In the fourth inning, with the Yankees’ Robinson Cano on first base, Nick Swisher drove a liner down the left field line. The third base coach’s job is to know what the score is (tied 2-2), how many are out (2), who is coming to bat next (Melky Cabrera, the ninth hitter in the Yankees’ batting order), what the field conditions are like at the moment (dry), how fast Cano is (very), what hand the Twins’ left fielder Delmon Young throws with (right), how strong and accurate his arm is, and what type of carum the ball is likely going to take off the wall when a left-handed hitter slices it into the corner of the new Yankee Stadium. And by the way, all of this must all be processed in less than about three seconds!
If the coach chooses to send Cano in to score (which he did), he’s got to position himself about half-way between third base and home plate, in foul territory, so that Cano can easily see him as he bolts towards third base. The coach must be waving his left-arm clock-wise rapidly and repeatedly in hula hoop-sized circles to indicate to Cano that he has a green light. As soon as Cano commits to the coach’s direction, the coach can’t afford to take even a moment to evaluate the result of his decision, because he has to immediately hustle back towards third base and pick up Swisher, who would now be rounding second base, and guide him accordingly. The relay throw turns out to be slightly off target towards the first base side of home plate, drawing Twins’ catcher Joe Mauer just far enough away for Cano to safely slide in. “Safe,” calls the umpire, as his hands separate and extend to signal the call. It turned out to be the game’s winning run, putting the Yankees ahead 3-2, a lead they never relinquished.
Welcome to the life of Corunna, Ontario’s Rob Thomson.
“The one thing about Robbie is that he’s a really good baserunner,” Thomson said of the risky but aggressive decision a couple of weeks later, from his office at Yankee Stadium yesterday.
“He got a great jump off that ball, and he really runs the bases in a small circle. I felt that he should be able to score on that ball down in the corner. There were two outs and so you take a little chance. Sometimes you get burnt, but sometimes it doesn’t hurt to be more agressive.”
And when you’re wrong?
“In the Yankees organization, everybody is accountable, and it is no different at third base,” said Thomson, who is in his 20th year with the Yankees organization.
“Believe me, the fans let me know it when I make a mistake, but they’ll also acknowledge when I get it right, and that is what makes them great. And they act this way consistently from May through October. They are the best fans.”
“Also, if you go a whole season as third base coach without having a few runners thrown out at home plate, then the chances are good that your team didn’t score nearly as many runs as they could have,” Thomson added.
Having grown up in Corunna and attending school in Sarnia, the catcher/third baseman played a year of baseball at St. Clair County Community College in Port Huron, Michigan. In the summer, he toiled with the Stratford Hillers of the Intercounty Baseball League. Another pair of imports with the Hillers who were attending the University of Kansas liked what they saw and told their coach, which redirected Thomson to join the JayHawks program, where he was eventually drafted in the 32nd round by the Detroit Tigers in 1985.

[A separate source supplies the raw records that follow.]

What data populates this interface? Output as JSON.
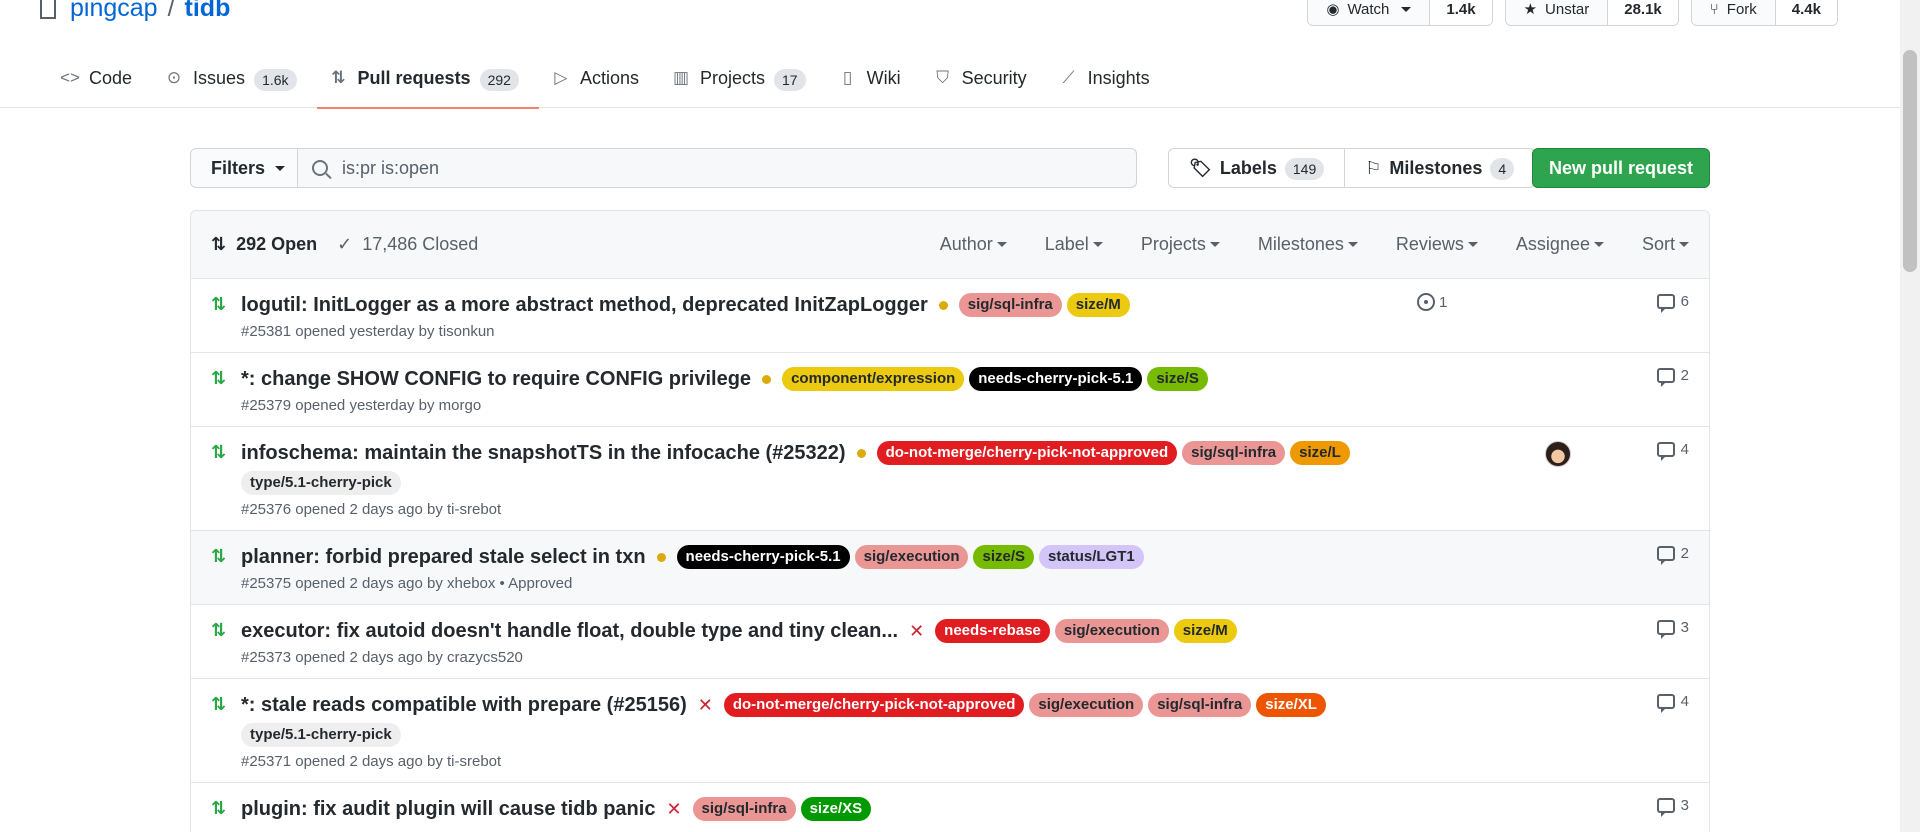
{
  "repo": {
    "owner": "pingcap",
    "sep": "/",
    "name": "tidb"
  },
  "actions": [
    {
      "icon": "eye-icon",
      "glyph": "◉",
      "label": "Watch",
      "count": "1.4k",
      "caret": true
    },
    {
      "icon": "star-icon",
      "glyph": "★",
      "label": "Unstar",
      "count": "28.1k",
      "caret": false
    },
    {
      "icon": "fork-icon",
      "glyph": "⑂",
      "label": "Fork",
      "count": "4.4k",
      "caret": false
    }
  ],
  "nav": [
    {
      "glyph": "<>",
      "label": "Code",
      "counter": ""
    },
    {
      "glyph": "⊙",
      "label": "Issues",
      "counter": "1.6k"
    },
    {
      "glyph": "⇅",
      "label": "Pull requests",
      "counter": "292",
      "selected": true
    },
    {
      "glyph": "▷",
      "label": "Actions",
      "counter": ""
    },
    {
      "glyph": "▥",
      "label": "Projects",
      "counter": "17"
    },
    {
      "glyph": "▯",
      "label": "Wiki",
      "counter": ""
    },
    {
      "glyph": "⛉",
      "label": "Security",
      "counter": ""
    },
    {
      "glyph": "⟋",
      "label": "Insights",
      "counter": ""
    }
  ],
  "subnav": {
    "filters_label": "Filters",
    "search_value": "is:pr is:open",
    "labels_label": "Labels",
    "labels_count": "149",
    "milestones_label": "Milestones",
    "milestones_count": "4",
    "new_pr_label": "New pull request"
  },
  "list_header": {
    "open_label": "292 Open",
    "closed_label": "17,486 Closed",
    "selects": [
      "Author",
      "Label",
      "Projects",
      "Milestones",
      "Reviews",
      "Assignee",
      "Sort"
    ]
  },
  "colors": {
    "accent": "#2ea44f",
    "link": "#0366d6",
    "tab_underline": "#f9826c"
  },
  "prs": [
    {
      "title": "logutil: InitLogger as a more abstract method, deprecated InitZapLogger",
      "status": "pending",
      "labels": [
        {
          "text": "sig/sql-infra",
          "bg": "#e99695",
          "fg": "#24292e"
        },
        {
          "text": "size/M",
          "bg": "#ebca0f",
          "fg": "#24292e"
        }
      ],
      "meta": "#25381 opened yesterday by tisonkun",
      "linked": "1",
      "avatar": false,
      "comments": "6",
      "highlight": false
    },
    {
      "title": "*: change SHOW CONFIG to require CONFIG privilege",
      "status": "pending",
      "labels": [
        {
          "text": "component/expression",
          "bg": "#ebca0f",
          "fg": "#24292e"
        },
        {
          "text": "needs-cherry-pick-5.1",
          "bg": "#000000",
          "fg": "#ffffff"
        },
        {
          "text": "size/S",
          "bg": "#77bb00",
          "fg": "#24292e"
        }
      ],
      "meta": "#25379 opened yesterday by morgo",
      "linked": "",
      "avatar": false,
      "comments": "2",
      "highlight": false
    },
    {
      "title": "infoschema: maintain the snapshotTS in the infocache (#25322)",
      "status": "pending",
      "labels": [
        {
          "text": "do-not-merge/cherry-pick-not-approved",
          "bg": "#e11d21",
          "fg": "#ffffff"
        },
        {
          "text": "sig/sql-infra",
          "bg": "#e99695",
          "fg": "#24292e"
        },
        {
          "text": "size/L",
          "bg": "#ee9900",
          "fg": "#24292e"
        },
        {
          "text": "type/5.1-cherry-pick",
          "bg": "#eeeeee",
          "fg": "#24292e"
        }
      ],
      "meta": "#25376 opened 2 days ago by ti-srebot",
      "linked": "",
      "avatar": true,
      "comments": "4",
      "highlight": false
    },
    {
      "title": "planner: forbid prepared stale select in txn",
      "status": "pending",
      "labels": [
        {
          "text": "needs-cherry-pick-5.1",
          "bg": "#000000",
          "fg": "#ffffff"
        },
        {
          "text": "sig/execution",
          "bg": "#e99695",
          "fg": "#24292e"
        },
        {
          "text": "size/S",
          "bg": "#77bb00",
          "fg": "#24292e"
        },
        {
          "text": "status/LGT1",
          "bg": "#d4c5f9",
          "fg": "#24292e"
        }
      ],
      "meta": "#25375 opened 2 days ago by xhebox • Approved",
      "linked": "",
      "avatar": false,
      "comments": "2",
      "highlight": true
    },
    {
      "title": "executor: fix autoid doesn't handle float, double type and tiny clean...",
      "status": "failed",
      "labels": [
        {
          "text": "needs-rebase",
          "bg": "#e11d21",
          "fg": "#ffffff"
        },
        {
          "text": "sig/execution",
          "bg": "#e99695",
          "fg": "#24292e"
        },
        {
          "text": "size/M",
          "bg": "#ebca0f",
          "fg": "#24292e"
        }
      ],
      "meta": "#25373 opened 2 days ago by crazycs520",
      "linked": "",
      "avatar": false,
      "comments": "3",
      "highlight": false
    },
    {
      "title": "*: stale reads compatible with prepare (#25156)",
      "status": "failed",
      "labels": [
        {
          "text": "do-not-merge/cherry-pick-not-approved",
          "bg": "#e11d21",
          "fg": "#ffffff"
        },
        {
          "text": "sig/execution",
          "bg": "#e99695",
          "fg": "#24292e"
        },
        {
          "text": "sig/sql-infra",
          "bg": "#e99695",
          "fg": "#24292e"
        },
        {
          "text": "size/XL",
          "bg": "#ee5500",
          "fg": "#ffffff"
        },
        {
          "text": "type/5.1-cherry-pick",
          "bg": "#eeeeee",
          "fg": "#24292e"
        }
      ],
      "meta": "#25371 opened 2 days ago by ti-srebot",
      "linked": "",
      "avatar": false,
      "comments": "4",
      "highlight": false
    },
    {
      "title": "plugin: fix audit plugin will cause tidb panic",
      "status": "failed",
      "labels": [
        {
          "text": "sig/sql-infra",
          "bg": "#e99695",
          "fg": "#24292e"
        },
        {
          "text": "size/XS",
          "bg": "#009900",
          "fg": "#ffffff"
        }
      ],
      "meta": "",
      "linked": "",
      "avatar": false,
      "comments": "3",
      "highlight": false
    }
  ]
}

Another good fortune from Thomson’s days in Stratford was meeting his wife Michelle of 22 years. They have two daughters, Jacqueline and Christina.
“Rob was a student of the game from the get-go,” said his former coach Dick Groch, now special assistant to Milwaukee Brewers general manager Doug Melvin.
“Look at Girardi, Scoiscia, Torre, and others. Some of the most successful Major League managers were catchers, like Rob was. Whenever he wasn’t behind the plate, he’d pump me with questions about why we did this or that defensively, or why we called a certain pitch. We talked on and on about the game and why things within the game are done. It is no surprise to me that he has had such an amazing career.”
After a stint in the Tigers’ minor league system as a coach, Thomson joined the Yankees in 1990 as a third base coach for their Class-A affiliate in Fort Lauderdale. He remained a coach and manager in their minor league system until moving to the front office in 1998 as a field coordinator. He was promoted to director of player development in 2000, and named vice president of minor league development in 2003. He became a member of the Yankees Major League coaching staff in November of that same year.
Thus, 2009 not only represents Thomson’s 20th year with the Yankees organization, but his first trip to World Series as a coach.
“What can I say? It is fantastic. Beyond exciting,” Thomson described the opportunity.
Thomson, 46, made history on April 4, 2008 when, due to an illness to Yankees manager Joe Girardi, he became the first Canadian to manage a Major League game since London, Ontario’s George “Moonie” Gibson managed the Pittsburgh Pirates in 1934. Thomson managed two more games that year as a result of a pair of Girardi ejections.
“I am a very proud Canadian, but I also remind myself that I am a representative of my family, my hometown, and the New York Yankees organization,” added Thomson.
Like Dave McKay, the Canadian first base coach with the St. Louis Cardinals, Thomson has heavy responsibilities during Spring Training, and thus has not been available to assist with Team Canada in events such as the World Baseball Classic.
“I would absolutely love to be involved with Team Canada, but with my current job description, I don’t know how it could ever happen,” explained Thomson.
“Because one of my primary functions with the Yankees is to run Spring Training, there is simply no way around that. As much as I admire the national team and the program, my loyalty has to be to my job responsibilities here first.”
When questioned about some baseball personalities, Thomson had the following responses:
Matt Stairs - “I love the guy! A gamer. Big bat. Not afraid of anything or anybody”
Alex Rodriguez - “Misread by so many. People have no idea how hard he works, how much he cares about the game, and how much he cares about his teammates. Alex’s futility in previous playoffs was not due to pressure or anything like that - he simply wasn’t hitting. And this year, there certainly has not been a sudden decrease in pressure put on us - he’s simply locked in right now. I think the world of him both as a player and as a friend.”
Derek Jeter - “The ultimate professional, in every respect. The highest compliment I can pay “Jeet” is that he hasn’t changed one bit since he was 17. An awesome guy, still a lot of kid in him, and has always respected his teammates, the organization, and the sport itself. He plays the game the way it was meant to be played.”
A.J. Burnett - “He came in and loosened up the clubhouse, and that was needed to a degree. He loves New York and New York loves him right back. When he’s on, he can carry the club on his back.”
C.C. Sabathia - “The best pitcher in the American League. I’ve only met CC for the first time this year. He’s a gentle giant off the field, but between the lines there is a fire in him.”
Twenty years into his career with the Yankees, and looking back at what Thomson has already accomplished, it is impossible to imagine there is anything he can’t do in the future. When asked about his aspirations, he referenced his father Jack, who died ten years ago.
“The truth is, I’ve always followed my dad’s advice, which was to not try to get too far ahead of yourself,” Thomson recalled.
“If you’re thinking about your next job, you probably aren’t doing your current job as well as you can. I just believe in taking care of my responsibilities and letting the rest take care of itself.”
It sounds like sending Robinson Cano home in Game 1 of the ALDS is just one of many good decisions that future Canadian Baseball Hall-of-Famer Rob Thomson has chalked up in his life.